Meşhur "Cibril Hadisi"nden.

Ebu Hüreyre (r.a.)'dan.

Sonra o zat, arkasını dönüp gitti.

Rasulullah (s.a.s.):

"O'nu, geri getirin!" diye emretti.

Fakat Sahabîler, O'nun izini bulamadılar.

Bunun üzerine Rasulullah (s.a.s.):

"İşte bu, Cibril'dir. İnsanlara dinlerini öğretmek için geldi." buyurdu. [8]

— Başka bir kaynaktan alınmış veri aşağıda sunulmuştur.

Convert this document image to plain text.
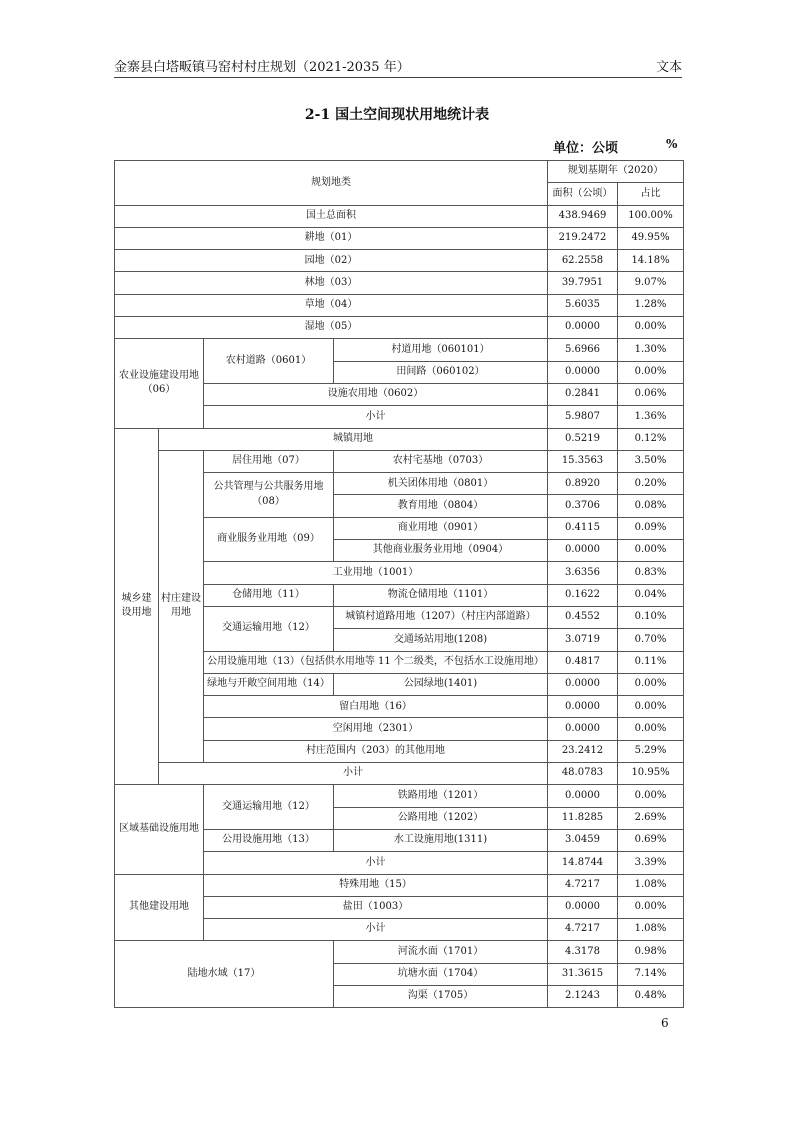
金寨县白塔畈镇马窑村村庄规划（2021-2035 年）	文本
2-1 国土空间现状用地统计表
单位：公顷	%
规划地类				规划基期年（2020）	
				面积（公顷）	占比
国土总面积				438.9469	100.00%
耕地（01）				219.2472	49.95%
园地（02）				62.2558	14.18%
林地（03）				39.7951	9.07%
草地（04）				5.6035	1.28%
湿地（05）				0.0000	0.00%
农业设施建设用地（06）		农村道路（0601）	村道用地（060101）	5.6966	1.30%
			田间路（060102）	0.0000	0.00%
		设施农用地（0602）		0.2841	0.06%
		小计		5.9807	1.36%
城乡建设用地	城镇用地			0.5219	0.12%
	村庄建设用地	居住用地（07）	农村宅基地（0703）	15.3563	3.50%
		公共管理与公共服务用地（08）	机关团体用地（0801）	0.8920	0.20%
			教育用地（0804）	0.3706	0.08%
		商业服务业用地（09）	商业用地（0901）	0.4115	0.09%
			其他商业服务业用地（0904）	0.0000	0.00%
		工业用地（1001）		3.6356	0.83%
		仓储用地（11）	物流仓储用地（1101）	0.1622	0.04%
		交通运输用地（12）	城镇村道路用地（1207）（村庄内部道路）	0.4552	0.10%
			交通场站用地(1208)	3.0719	0.70%
		公用设施用地（13）（包括供水用地等 11 个二级类，不包括水工设施用地）		0.4817	0.11%
		绿地与开敞空间用地（14）	公园绿地(1401)	0.0000	0.00%
		留白用地（16）		0.0000	0.00%
		空闲用地（2301）		0.0000	0.00%
		村庄范围内（203）的其他用地		23.2412	5.29%
	小计			48.0783	10.95%
区域基础设施用地		交通运输用地（12）	铁路用地（1201）	0.0000	0.00%
			公路用地（1202）	11.8285	2.69%
		公用设施用地（13）	水工设施用地(1311)	3.0459	0.69%
		小计		14.8744	3.39%
其他建设用地		特殊用地（15）		4.7217	1.08%
		盐田（1003）		0.0000	0.00%
		小计		4.7217	1.08%
陆地水域（17）			河流水面（1701）	4.3178	0.98%
			坑塘水面（1704）	31.3615	7.14%
			沟渠（1705）	2.1243	0.48%
6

4) Cebrail (a.s.) görülmeden çıngırak sesi gibi bir ses hâlinde vahyin gelişi

Rasulullah (s.a.s.)'e en ağır gelen vahy şekli budur...

Mü'minİerin annesi Aişe (r.anha) anlatıyor:

Haris İbn Hişam (r.a.), Rasulullah (s.a.s.)'den:

Ya Rasullah, sana, vahy nasıl gelir? Diye sordu.

Rasulullah (s.a.s.):

"Bazı vakitlere bana çıngırak sesi gibi gelir ki, bana en ağır gelen de budur. Benden o hâl gider gitmez (meleğin) bana söylediğini iyice bellemiş olurum.

Bazan da melek, bana bir insan olarak temessül eder, be­nimle konuşur, ben de söylediğini iyice bellerim." buyurdu.

Aişe (r.anha) şöyle dedi:

Rasulullah, soğuğu pek şiddetli bir günde kendisine vahy inerken görmüşümdür. (İşte böyle soğuk bir günde bile) kendisinden bu hâl geçtiği vakitte şakaklarından şıpır şıpır ter akardı. [9]

Abdullah İbn Amr b.el-As (r.a.) şöyle diyor:

Peygamber (s.a.s.) devesinin üstündeyken, kendisine Mâide Sûresi nazil oldu. (Vahyin ağırlığından) devesi, O'nu taşıyamaz oldu ve bunun üzerine hemen o deveden indi.[10]

Ubade b. Sâmit (r.a.) şöyle anlatır:

Nebiyyullah (s.a.s.), üzerine vahy indirildiği vakit, bundan dolayı gussalanır ve yüzünün rengi uçardı. [11]

Yine Ubade b.Sâmit (r.a.) demiştir ki:

Üzerine vahy indirildiği zaman Rasulullah (s.a.s.), başını eğer. Ashabı da başlarını eğerlerdi. Vahy kalktığı zaman başını kaldırırdı. [12]

Ya'lâ'nın oğlu Savfan'dan.

Ya'lâ İbn Ümeyye, Ömer İbn Hattab'a:

Rasulullah'a vahy gelirken, Rasulullah'i bana göster, demişti.

Ya'lâ ibn Ümeyye dedi ki:

Rasulullah, el-Cirâne'de bulunduğu sırada, yanında Sahabîlerden bir topluluk da varken, yanma bir adam geldi ve:

Ya Rasulullah, güzel koku sürünmüş olarak umre için ihrama giren bir kimse hakkında nasıl rey edersin (yani ne buyurursun)? diye sordu.

Rasulullah (s.a^s.), bir müddet sustu. Akabinde kendi­sine vahy geldi.

Ömer, hemen Ya'lâ'ya işaret etti. Ya'lâ da geldi. O sıra­da Rasulullah'ın üzerinde bir örtü vardı. Bu örtü, O'na gölgelik yapılmıştı.

Ya'lâ, başını bu örtünün içine soktu. Ve Rasullulah'ı (vahyin şiddetli ağırlığından) yüzü kızarmış bir hâlde gördü.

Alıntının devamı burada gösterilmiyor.